Solo Viola
A Post-Exotic Novel
A harrowing early novel by one of France’s most unusual contemporary writers
At once humorous and horrifying, Solo Viola is one of Antoine Volodine’s first forays into post-exoticism. He takes the reader into a fictional world where a variety of characters collide: three prisoners just released from jail, a band of circus performers, a string quartet, a writer, and a bird. All are trying to survive in an absurd and hostile environment of authoritarian spectacle, at the mercy of a tyrannical buffoon, and seeking the strange counterbalance of hope in a viola player, whose stunning music just might save them all, if only for a moment.
Antoine Volodine has written more than forty novels, using various heteronyms in his ongoing post-exoticism project.
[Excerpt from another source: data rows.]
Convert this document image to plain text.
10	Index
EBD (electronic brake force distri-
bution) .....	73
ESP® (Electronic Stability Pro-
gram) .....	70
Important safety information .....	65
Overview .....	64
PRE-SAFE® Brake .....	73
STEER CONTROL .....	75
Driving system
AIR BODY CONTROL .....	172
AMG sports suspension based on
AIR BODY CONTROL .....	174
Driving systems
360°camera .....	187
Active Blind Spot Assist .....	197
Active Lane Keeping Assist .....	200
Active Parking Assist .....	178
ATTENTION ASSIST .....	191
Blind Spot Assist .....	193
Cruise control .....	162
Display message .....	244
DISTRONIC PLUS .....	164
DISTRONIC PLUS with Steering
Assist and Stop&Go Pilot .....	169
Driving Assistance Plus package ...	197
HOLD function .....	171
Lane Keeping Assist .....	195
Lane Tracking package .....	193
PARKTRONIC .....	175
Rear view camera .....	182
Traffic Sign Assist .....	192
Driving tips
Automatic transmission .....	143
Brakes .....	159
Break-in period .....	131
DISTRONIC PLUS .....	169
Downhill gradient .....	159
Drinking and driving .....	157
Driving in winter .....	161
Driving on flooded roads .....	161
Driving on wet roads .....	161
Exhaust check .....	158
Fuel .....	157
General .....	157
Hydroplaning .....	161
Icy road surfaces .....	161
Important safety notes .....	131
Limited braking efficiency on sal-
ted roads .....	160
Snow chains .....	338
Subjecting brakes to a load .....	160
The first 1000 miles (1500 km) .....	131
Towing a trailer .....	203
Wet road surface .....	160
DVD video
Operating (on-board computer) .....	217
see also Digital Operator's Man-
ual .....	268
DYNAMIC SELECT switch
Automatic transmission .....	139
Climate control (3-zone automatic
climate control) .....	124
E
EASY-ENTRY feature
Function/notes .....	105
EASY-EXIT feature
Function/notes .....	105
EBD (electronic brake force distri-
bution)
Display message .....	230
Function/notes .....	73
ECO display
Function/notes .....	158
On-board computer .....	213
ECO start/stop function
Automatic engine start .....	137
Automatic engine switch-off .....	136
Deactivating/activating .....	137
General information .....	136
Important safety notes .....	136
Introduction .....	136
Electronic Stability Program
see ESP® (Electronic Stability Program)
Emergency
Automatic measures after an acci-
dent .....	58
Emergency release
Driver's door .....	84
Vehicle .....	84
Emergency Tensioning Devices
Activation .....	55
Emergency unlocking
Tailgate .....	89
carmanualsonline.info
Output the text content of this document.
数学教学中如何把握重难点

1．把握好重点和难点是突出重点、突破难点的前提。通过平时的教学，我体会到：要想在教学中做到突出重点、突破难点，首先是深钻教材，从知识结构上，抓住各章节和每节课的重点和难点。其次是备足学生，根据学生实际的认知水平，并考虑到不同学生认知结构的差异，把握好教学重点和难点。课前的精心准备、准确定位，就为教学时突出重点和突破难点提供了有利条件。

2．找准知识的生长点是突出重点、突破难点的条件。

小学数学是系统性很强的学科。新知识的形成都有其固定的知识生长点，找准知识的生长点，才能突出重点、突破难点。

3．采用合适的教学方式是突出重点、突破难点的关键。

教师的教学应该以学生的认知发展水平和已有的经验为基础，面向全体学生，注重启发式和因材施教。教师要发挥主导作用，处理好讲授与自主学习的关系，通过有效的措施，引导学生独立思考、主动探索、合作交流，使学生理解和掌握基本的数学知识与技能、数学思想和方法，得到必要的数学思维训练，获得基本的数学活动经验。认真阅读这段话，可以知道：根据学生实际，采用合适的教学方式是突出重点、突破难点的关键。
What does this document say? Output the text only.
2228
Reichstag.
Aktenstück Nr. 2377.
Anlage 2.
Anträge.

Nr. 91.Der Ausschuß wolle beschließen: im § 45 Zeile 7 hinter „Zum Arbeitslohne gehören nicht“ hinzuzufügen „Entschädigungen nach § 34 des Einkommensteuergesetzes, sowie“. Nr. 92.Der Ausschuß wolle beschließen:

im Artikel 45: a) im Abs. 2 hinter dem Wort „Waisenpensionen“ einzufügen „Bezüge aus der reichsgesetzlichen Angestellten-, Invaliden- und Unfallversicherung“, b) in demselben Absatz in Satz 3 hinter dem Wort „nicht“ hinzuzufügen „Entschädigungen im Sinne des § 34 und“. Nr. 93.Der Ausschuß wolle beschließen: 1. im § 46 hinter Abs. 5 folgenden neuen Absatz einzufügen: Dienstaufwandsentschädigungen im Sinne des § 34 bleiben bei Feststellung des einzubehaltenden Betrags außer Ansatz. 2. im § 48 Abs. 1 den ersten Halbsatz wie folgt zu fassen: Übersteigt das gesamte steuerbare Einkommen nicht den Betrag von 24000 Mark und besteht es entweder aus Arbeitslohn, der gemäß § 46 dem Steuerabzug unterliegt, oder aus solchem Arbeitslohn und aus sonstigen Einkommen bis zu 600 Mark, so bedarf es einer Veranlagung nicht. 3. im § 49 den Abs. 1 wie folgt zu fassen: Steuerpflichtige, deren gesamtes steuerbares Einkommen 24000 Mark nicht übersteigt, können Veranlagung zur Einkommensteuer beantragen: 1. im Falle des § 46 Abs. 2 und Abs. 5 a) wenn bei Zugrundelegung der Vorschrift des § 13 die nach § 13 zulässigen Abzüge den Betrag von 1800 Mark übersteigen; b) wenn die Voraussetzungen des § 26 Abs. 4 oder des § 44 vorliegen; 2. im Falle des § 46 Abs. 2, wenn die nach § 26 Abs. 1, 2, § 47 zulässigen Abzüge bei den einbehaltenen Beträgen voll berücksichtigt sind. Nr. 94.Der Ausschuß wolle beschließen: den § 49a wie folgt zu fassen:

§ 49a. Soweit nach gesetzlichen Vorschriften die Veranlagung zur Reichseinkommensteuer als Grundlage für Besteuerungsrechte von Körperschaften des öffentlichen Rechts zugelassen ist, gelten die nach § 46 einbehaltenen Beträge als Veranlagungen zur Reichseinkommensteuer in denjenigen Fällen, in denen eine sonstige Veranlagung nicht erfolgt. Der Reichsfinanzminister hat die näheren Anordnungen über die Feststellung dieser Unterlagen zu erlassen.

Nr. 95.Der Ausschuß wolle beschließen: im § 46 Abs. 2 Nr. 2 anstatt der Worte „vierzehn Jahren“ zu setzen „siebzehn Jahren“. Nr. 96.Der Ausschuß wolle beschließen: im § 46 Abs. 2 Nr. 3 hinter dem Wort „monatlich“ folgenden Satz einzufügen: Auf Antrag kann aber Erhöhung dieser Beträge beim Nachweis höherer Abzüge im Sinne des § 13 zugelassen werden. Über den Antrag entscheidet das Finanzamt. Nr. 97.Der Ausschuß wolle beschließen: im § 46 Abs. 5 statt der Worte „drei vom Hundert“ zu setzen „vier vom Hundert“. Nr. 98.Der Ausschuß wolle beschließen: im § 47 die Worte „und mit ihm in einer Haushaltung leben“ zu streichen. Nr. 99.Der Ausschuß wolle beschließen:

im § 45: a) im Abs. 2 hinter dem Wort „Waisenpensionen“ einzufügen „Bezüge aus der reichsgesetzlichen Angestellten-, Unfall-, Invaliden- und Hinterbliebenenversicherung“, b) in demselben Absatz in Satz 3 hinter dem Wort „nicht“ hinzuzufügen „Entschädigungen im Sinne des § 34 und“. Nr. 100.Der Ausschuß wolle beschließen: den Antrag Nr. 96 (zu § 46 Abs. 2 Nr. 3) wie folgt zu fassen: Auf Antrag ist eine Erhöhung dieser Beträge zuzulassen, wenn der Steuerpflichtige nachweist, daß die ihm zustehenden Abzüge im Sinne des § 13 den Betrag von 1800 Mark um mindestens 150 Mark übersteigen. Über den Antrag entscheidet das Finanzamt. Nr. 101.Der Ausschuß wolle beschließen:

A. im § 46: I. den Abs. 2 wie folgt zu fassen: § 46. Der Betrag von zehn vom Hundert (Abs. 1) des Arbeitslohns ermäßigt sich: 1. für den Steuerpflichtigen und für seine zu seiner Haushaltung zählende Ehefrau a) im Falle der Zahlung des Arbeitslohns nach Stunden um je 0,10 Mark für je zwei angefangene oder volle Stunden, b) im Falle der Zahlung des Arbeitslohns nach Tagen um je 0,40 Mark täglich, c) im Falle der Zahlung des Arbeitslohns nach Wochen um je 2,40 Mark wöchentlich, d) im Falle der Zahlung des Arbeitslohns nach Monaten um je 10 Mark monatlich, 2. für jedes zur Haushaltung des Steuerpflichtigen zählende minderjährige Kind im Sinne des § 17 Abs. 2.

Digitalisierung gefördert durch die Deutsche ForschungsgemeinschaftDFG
Other works in translation include Radiant Terminus, We Monks and Soldiers by Lutz Bassman, and In the Time of the Blue Ball by Manuela Drager.
Lia Swope Mitchell holds a PhD in French from the University of Minnesota. Her translations include Survival of the Fireflies by Georges Didi-Huberman (Minnesota, 2018).
Lionel Ruffel teaches comparative literature and création littéraire at Université Paris 8 (Vincennes-Saint-Denis). His most recent works include Brouhaha: Worlds of the Contemporary (Univocal/Minnesota, 2017).